A Windfall for the Wealthiest Individuals

State tax data indicate that a small number of wealthy individuals would reap the bulk of the bill’s benefits. Only about 7% of Maryland tax filers have federal adjusted gross income of at least $200,000, but this group would likely reap more than half the tax cuts under the governor’s plan, based on data released by the state Department of Legislative Services. Three-quarters of tax filers have federal taxable income under $100,000, but this group would likely see less than 20% of the cuts. This would worsen Maryland’s already upside-down tax code, which allows the wealthiest 1% to pay a smaller share of their income in state and local taxes than the rest of us do.

Lopsided tax cuts like those Gov. Hogan is pushing unavoidably widen the racial wealth gap and hinder opportunity. The 1% of Maryland households with the highest incomes derive half their income from built-up assets, compared to only 6% among everyone else. Centuries of discriminatory policies have concentrated nearly two-thirds of all household assets among the wealthiest 10 percent of white households, leaving little for everyone else—including the large majority of white households as well as nearly all households of color.

Broad-based income tax cuts generally do little to help struggling families because these families already pay little in state income taxes.
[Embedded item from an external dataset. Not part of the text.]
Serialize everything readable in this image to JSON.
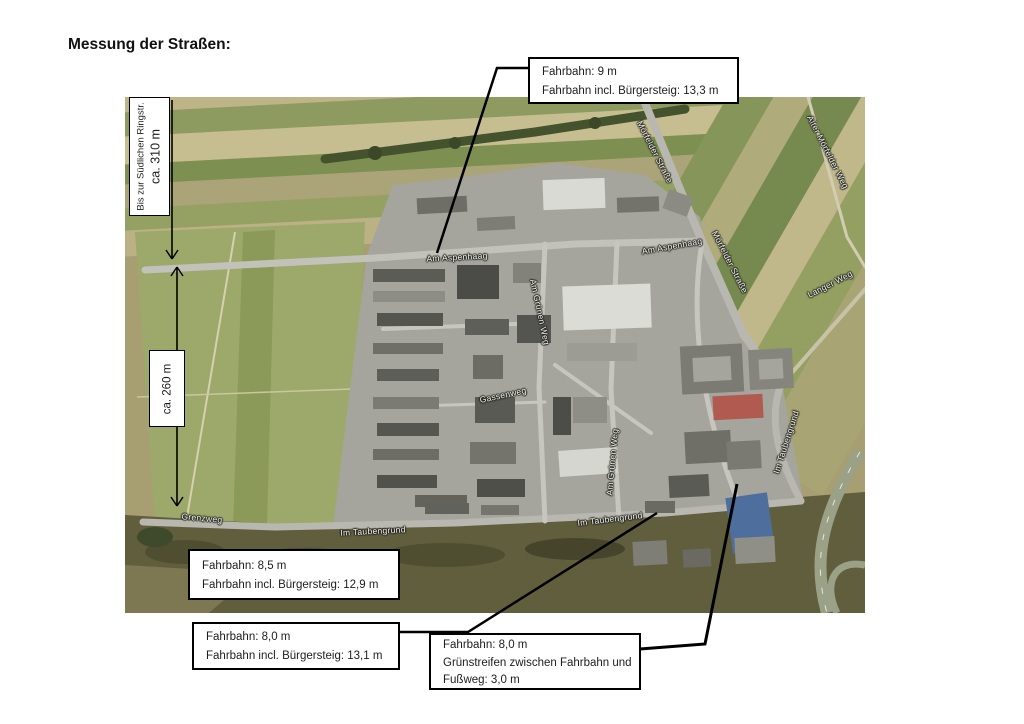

This is doubly true because low-income seniors already receive significant tax advantages. Maryland offers larger tax breaks to older adults than most other states, including exemptions for pension and Social Security income and an enhanced personal exemption – at a total cost of $600 million in FY 2020.

Making the System Easier to Game

The bill’s design potentially opens new opportunities for exploiting loopholes to reduce or eliminate taxes:

  • Under the governor’s plan, individuals over age 65 are eligible for the tax break if they are not employed full time as of the last day of the year, or are collecting Social Security benefits.
  • The bill does not define “full time.” If “full time” means at least 40 work hours per week, there are no clear guardrails to prevent someone from reducing their hours to 39 per week. The same problem applies to 35 hours or any other threshold.
  • The bill does not specify documentation requirements. Would workers be required to submit pay stubs with their tax return to establish eligibility? Would the last pay stub of the year suffice, or a larger sample?
  • Could individuals and employers adopt seasonal work schedules, firing senior workers every December and rehiring them each January? The bill does not specify guardrails to prevent this manipulation.

We should take Maryland’s current fiscal strength as an opportunity to invest in thriving communities and broadly shared prosperity. This tax cut plan instead shovels billions toward those who are already doing well, at everyone else’s expense.